しかしながら、高等教育の修学支援新制度は、学びたい気持ちを応援するものであり、主たる要件は世帯収入である。成績に関しては「学修の意欲や目的、将来の人生設計等が確認」できれば支給対象となる。支給継続にあたって、学業成績や出席率が著しく悪い場合には停止になることもあるが、その基準は、修得単位数が標準単位数の5割以下、出席率が5割以下など、今回の給付金制度で留学生に示されている要件よりも極めて低いものである。
第一種奨学金(無利子)についても、「学修意欲があり、特に優れた学習成績を修める見込み」があれば、成績要件を必要としていない。

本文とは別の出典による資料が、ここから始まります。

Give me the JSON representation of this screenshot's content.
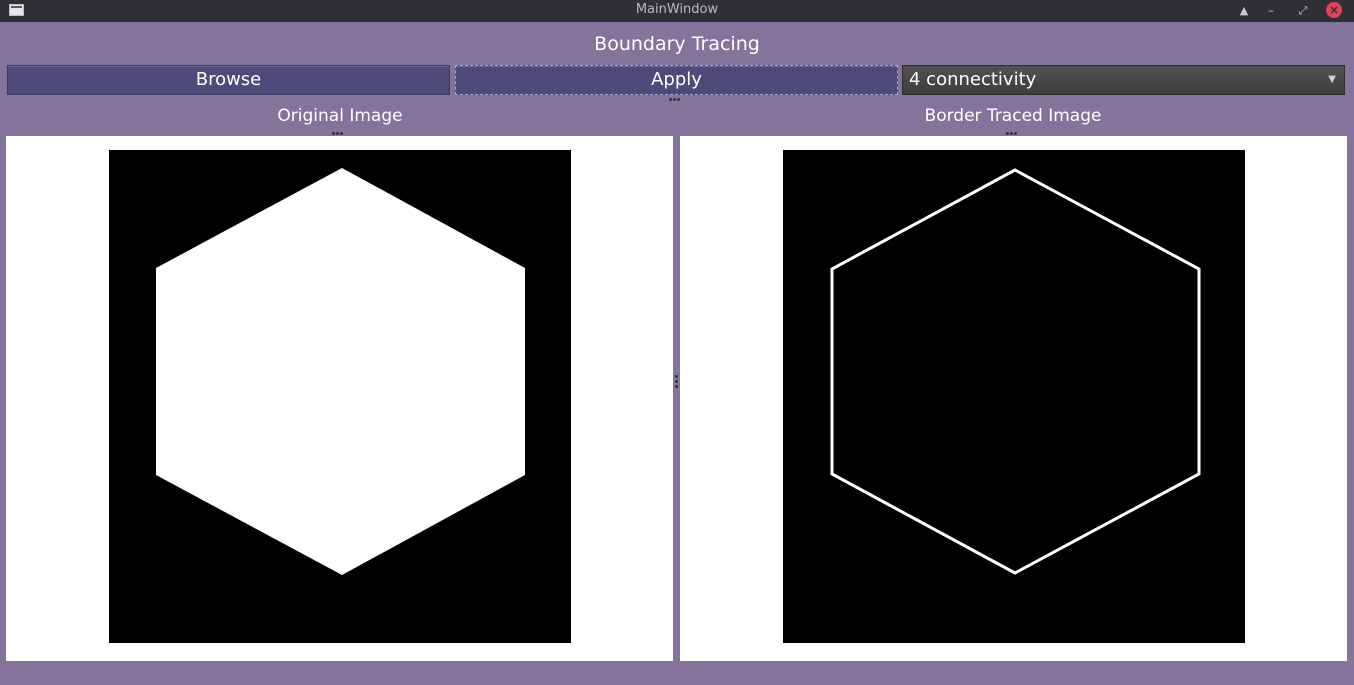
{
  "window": {
    "title": "MainWindow",
    "eject_icon": "eject-icon",
    "minimize_icon": "minimize-icon",
    "maximize_icon": "maximize-icon",
    "close_icon": "close-icon"
  },
  "app": {
    "heading": "Boundary Tracing"
  },
  "toolbar": {
    "browse_label": "Browse",
    "apply_label": "Apply",
    "connectivity_selected": "4 connectivity"
  },
  "panels": {
    "left_title": "Original Image",
    "right_title": "Border Traced Image"
  },
  "colors": {
    "background": "#84739a",
    "button": "#4e4a7a",
    "titlebar": "#302f34",
    "close": "#e0445a"
  }
}
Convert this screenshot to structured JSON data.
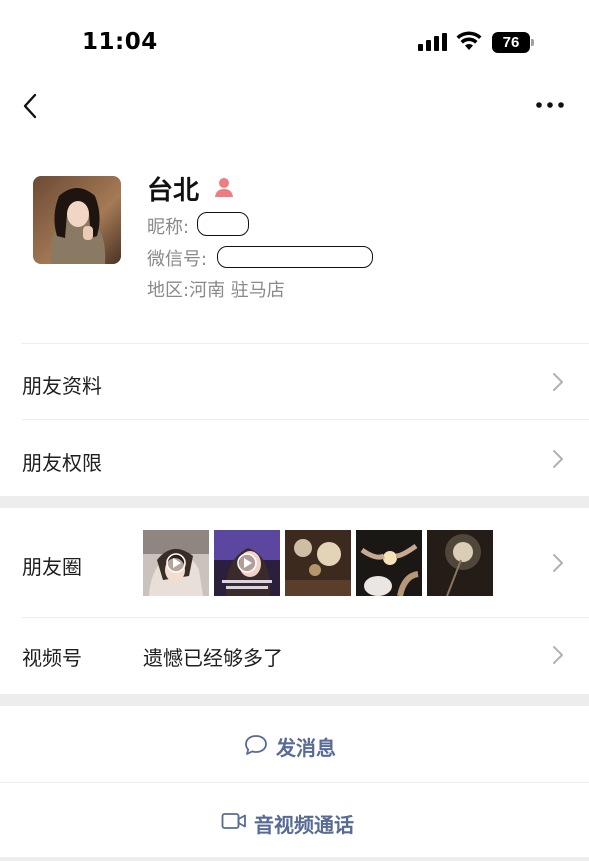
{
  "status_bar": {
    "time": "11:04",
    "battery": "76"
  },
  "nav": {
    "back_icon": "chevron-left-icon",
    "more_icon": "ellipsis-icon"
  },
  "profile": {
    "name": "台北",
    "gender_icon": "female-person-icon",
    "gender_color": "#f07c82",
    "nickname_label": "昵称:",
    "wechat_id_label": "微信号:",
    "region_label": "地区:",
    "region_value": "河南 驻马店"
  },
  "menu": {
    "friend_info": "朋友资料",
    "friend_permissions": "朋友权限",
    "moments": "朋友圈",
    "channels": "视频号",
    "channels_value": "遗憾已经够多了"
  },
  "actions": {
    "send_message": "发消息",
    "message_icon": "chat-bubble-icon",
    "video_call": "音视频通话",
    "video_icon": "video-camera-icon",
    "accent_color": "#576b95"
  }
}
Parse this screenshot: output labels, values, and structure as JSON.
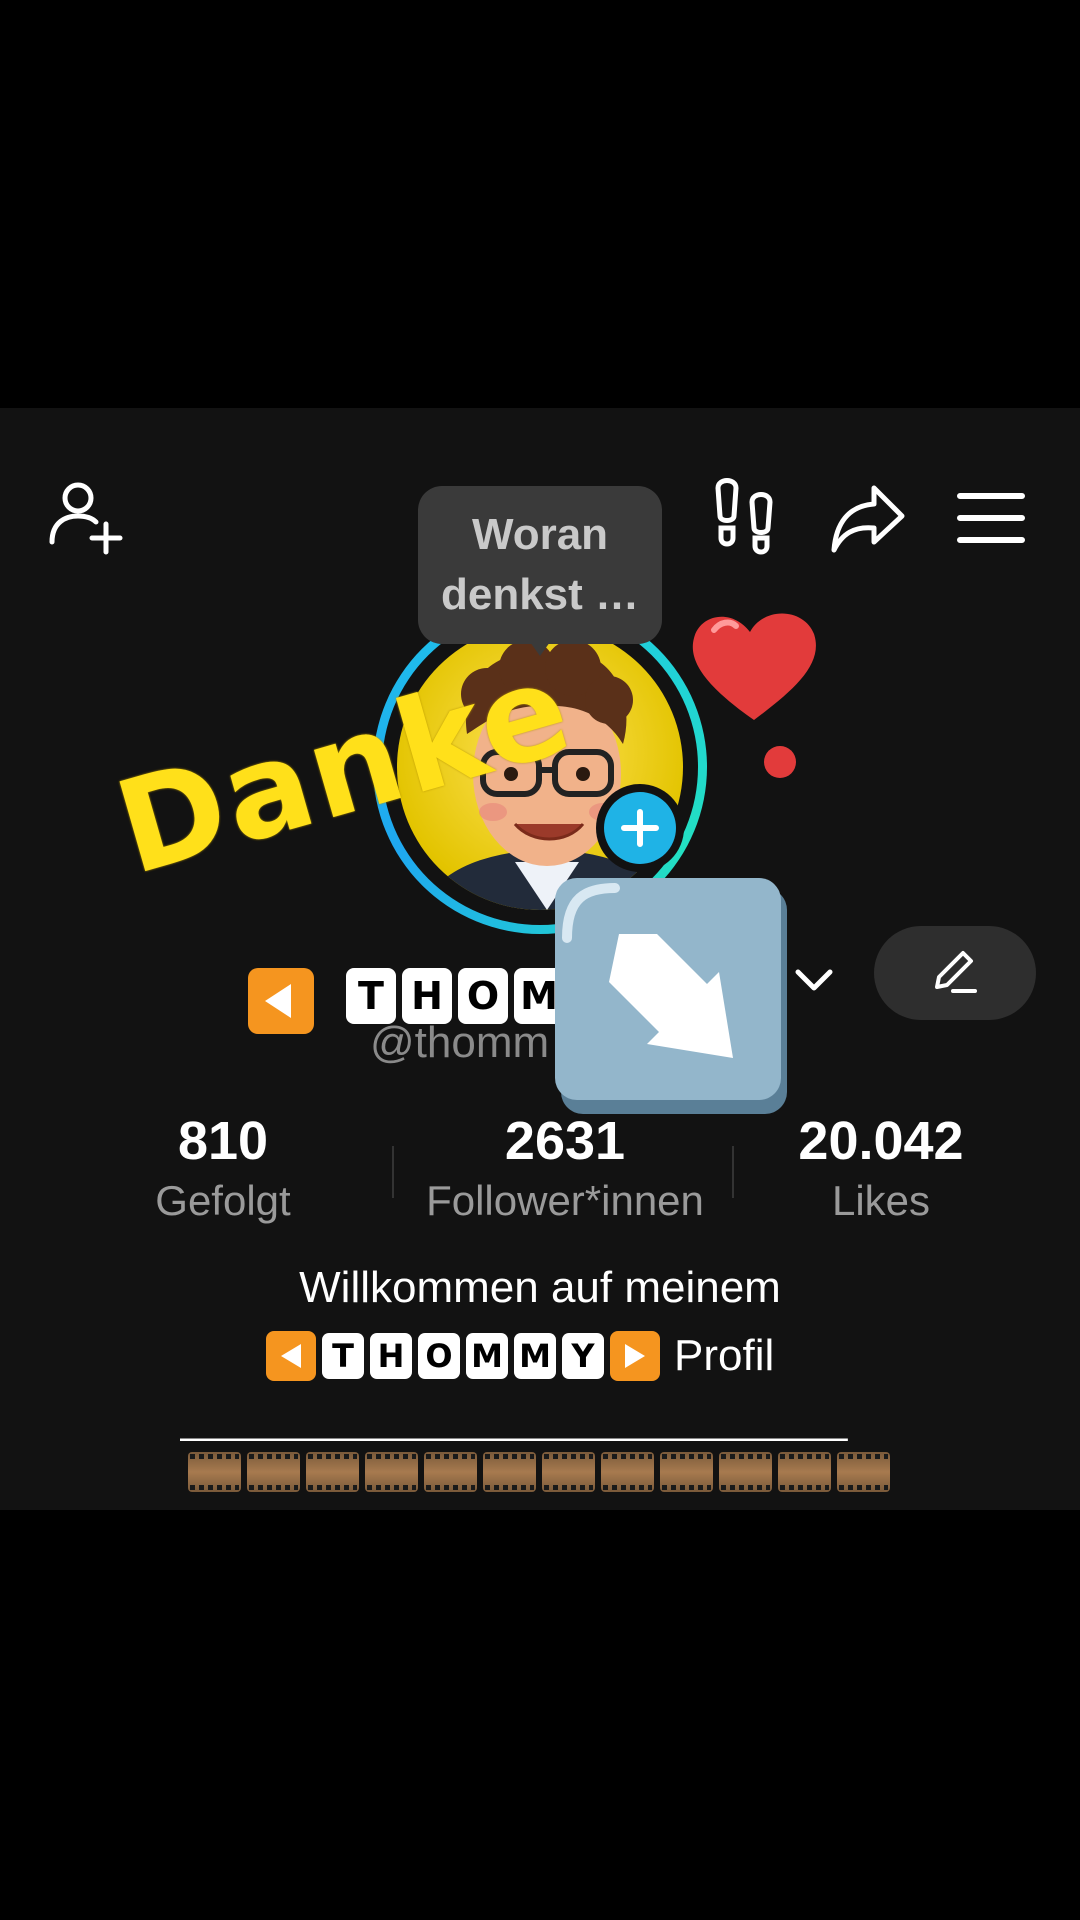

そもそも本給付金制度は、コロナ感染拡大による経済的影響に対して「学びの継続」を支援することが目的であり、コロナ以前の経済状況は関係ないはずだ。加えて、在留資格「家族滞在」や「特定活動」、「公用」などの外国人はJASSO奨学金の対象外であるため、当該要件は一部外国人学生にとって不利なものであることを勘案すれば、要件⑥と⑦は、削除されるべきである。
文科省は、上記の要件を満たさなかったとしても、大学等が経済的困難に直面していると認めれば支援対象となっているとも主張している。だが、当該給付金は、JASSO第一種奨学金の受給実績に基づいて、大学等ごとに人数枠が設定されているため、同じように困窮している学生を、大学等が選別・排除することになり、その判断において、文科省が示した要件を参照する大学等も多いと推測される。最終判断を大学に委ねるのであればなおさら、要件⑥と⑦は不要のはずである。
政府回答1-2)
より高いハードル(要件)が設定されているにもかかわらず、留学生の支給率が高いのは、留学生の方が経済的に困窮している現実を示している。
共同書簡は、留学生の経済的困窮と学業成績は関係ないと指摘するとともに、JASSOの「2017年度私費外国人留学生実態調査」によれば、私費留学生の75%がアルバイトをしており、アルバイト収入が全収入のおよそ50%を占めていることを参照している。
これに対して、日本政府は、JASSOの当該調査から単純にそのような結論を導き出すことはできなと主張しているが、これは、JASSO調査を信頼に足りないとみなしているのであろうか。
しかしながら、文科省は、給付金対象者数43万人を算出するにあたって、JASSOの「2016年度学生生活調査」を参照しており、この点において、当局の説明は矛盾している。
政府回答2)
政府は、給付金の対象は、日本人、外国人を問わず、大学、高等専門学校、専修学校(専門課程)、日本語学校に通う学生であり、各種学校や高等学校、専修学校(高等課程と一般課程)は対象外であると説明したうえで、朝鮮大学校(Chosen Dai-Gakko)は、各種学校であり、大学(University)ではないという屁理屈を展開している。一方で、外国大学日本校も支給対象に含めているが、それには言及していない。
一条校ではない日本語学校や外国大学日本校が対象とされているにもかかわらず、外国大学日本校と同様に大学院入学資格が認められている朝鮮大学校を対象外とした合理的な説明は、政府回答ではなされていない。